Jennifer Foy, Executive Director, World Relief Triad (High Point, N.C.):
“The dramatic decline in refugee admissions over the past year has directly contributed to the crisis we’re seeing at the border today. With far fewer opportunities to come lawfully as a refugee — after applying abroad and undergoing a thorough screening — more and more individuals facing very real threats of violence feel they have no choice but to make a difficult journey to the U.S. border to request asylum. That we’d then take their children from them is simply wrong.”

Kathryn Freeman, Director of Public Policy, Texas Baptist Christian Life Commission:
“Each of the issues we discussed today — refugee resettlement, family separation along our border with Mexico, and Dreamers — are significant issues for Texas Baptists.

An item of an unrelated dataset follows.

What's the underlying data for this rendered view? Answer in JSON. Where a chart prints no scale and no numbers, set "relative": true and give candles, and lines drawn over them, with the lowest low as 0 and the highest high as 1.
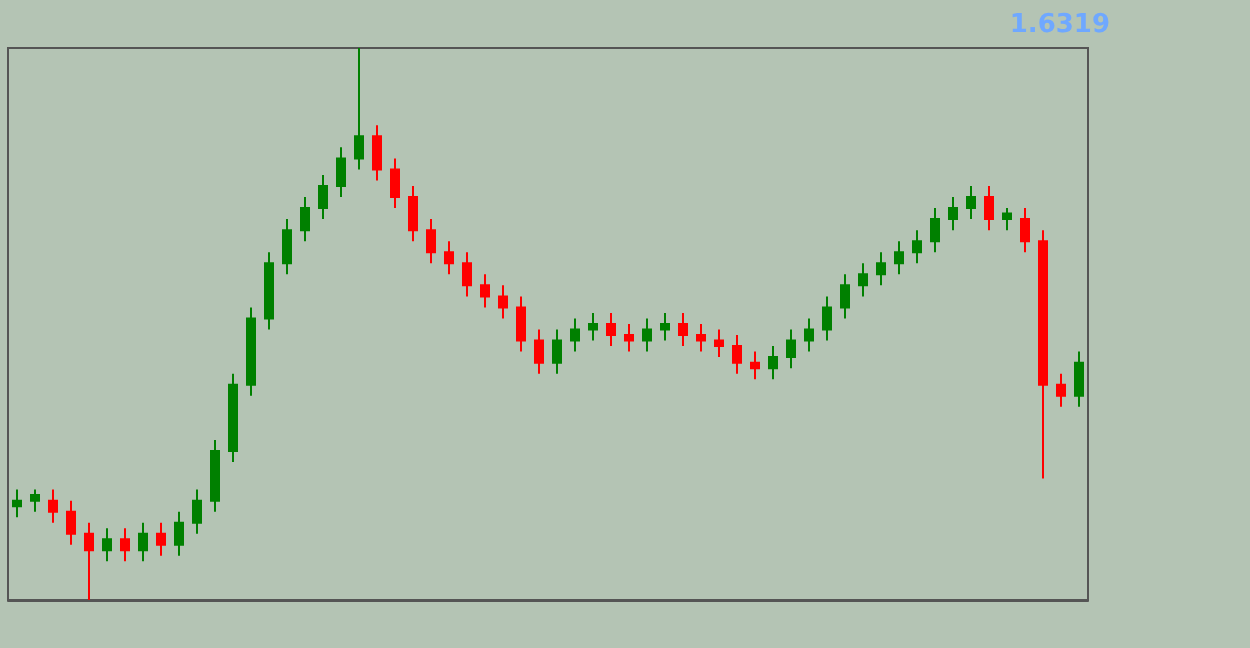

I’m eager to share with Texas elected officials on Capitol Hill tomorrow why it’s so urgent that we find solutions.”

Jo Anne Lyon, Global Ambassador, The Wesleyan Church:
“As a mother and a grandmother, I’m horrified by what our government is doing to children at the U.S.-Mexico border. We’re calling on the administration to reverse this ‘zero tolerance’ policy immediately, while also urging them to resume our nation’s historical role of leadership in resettling refugees.”

Helena Muliwa, former refugee from Burundi, resettled by World Relief Triad:
“I’m so thankful for this country for providing me, for the first time in 25 years, with a safe and secure place. While I’m grateful for my own sake, though, I’m mindful of the many other refugees, fleeing various conflicts around the world, who are not offered the same opportunity that I had. I’m praying our elected officials will listen.” 

Dr. Shirley Mullen, President, Houghton College, Houghton, N.Y.:
“Refugees are playing a key part in the economic and cultural revitalization of our northern cities like Buffalo and Utica. They are bringing to America in 2018 the same kind of renewing energy that refugees have always brought to America throughout its history. We strongly support the return to traditional higher levels of refugee resettlement. As we have worked to provide affordable and high-quality educational resources for refugees in Buffalo and Utica, we have found them to be among the most appreciative, energetic and grateful citizens of our country today. They are committed to investing in an America that will be better for all of us.”  

Trillia Newbell, Director for Community Engagement, Ethics & Religious Liberty Commission of the Southern Baptist Convention:
“For evangelicals, the Bible is our top authority. The Scriptures are clear that God loves and protects refugees and other immigrants. He cares for children. He made each person in his image, and their lives are worth protecting.” 

Kelly Rosati, Justice Liaison, National Hispanic Christian Leadership Conference:
“Whether we’re talking about families showing up at the border right now or Dreamers who were brought here decades ago, we all ought to be able to agree that we should not punish children for the actions of their parents. I personally think those parents are heroic, seeking to provide safety and a future for their kids. But, even for those who disagree, we ought all agree that we should not punish children for their parents’ decisions, nor use these kids’ as a political bargaining chip.”

Ava Steaffens, CEO, Christian Community Development Association:
“Having grown up in a family who came to the U.S. as refugees from Cuba, these issues are deeply important to me personally. For the thousands of local ministries that are a part of the Christian Community Development Association, these are concerns that affect us every day. I’m praying that our elected leaders will act quickly to reverse harmful administration policies that are diving families at the border and dramatically restricting the U.S. refugee resettlement program, and that Congress will work together on a bipartisan basis to find a permanent, inclusive solution for Dreamers without draconian cuts to legal immigration options.”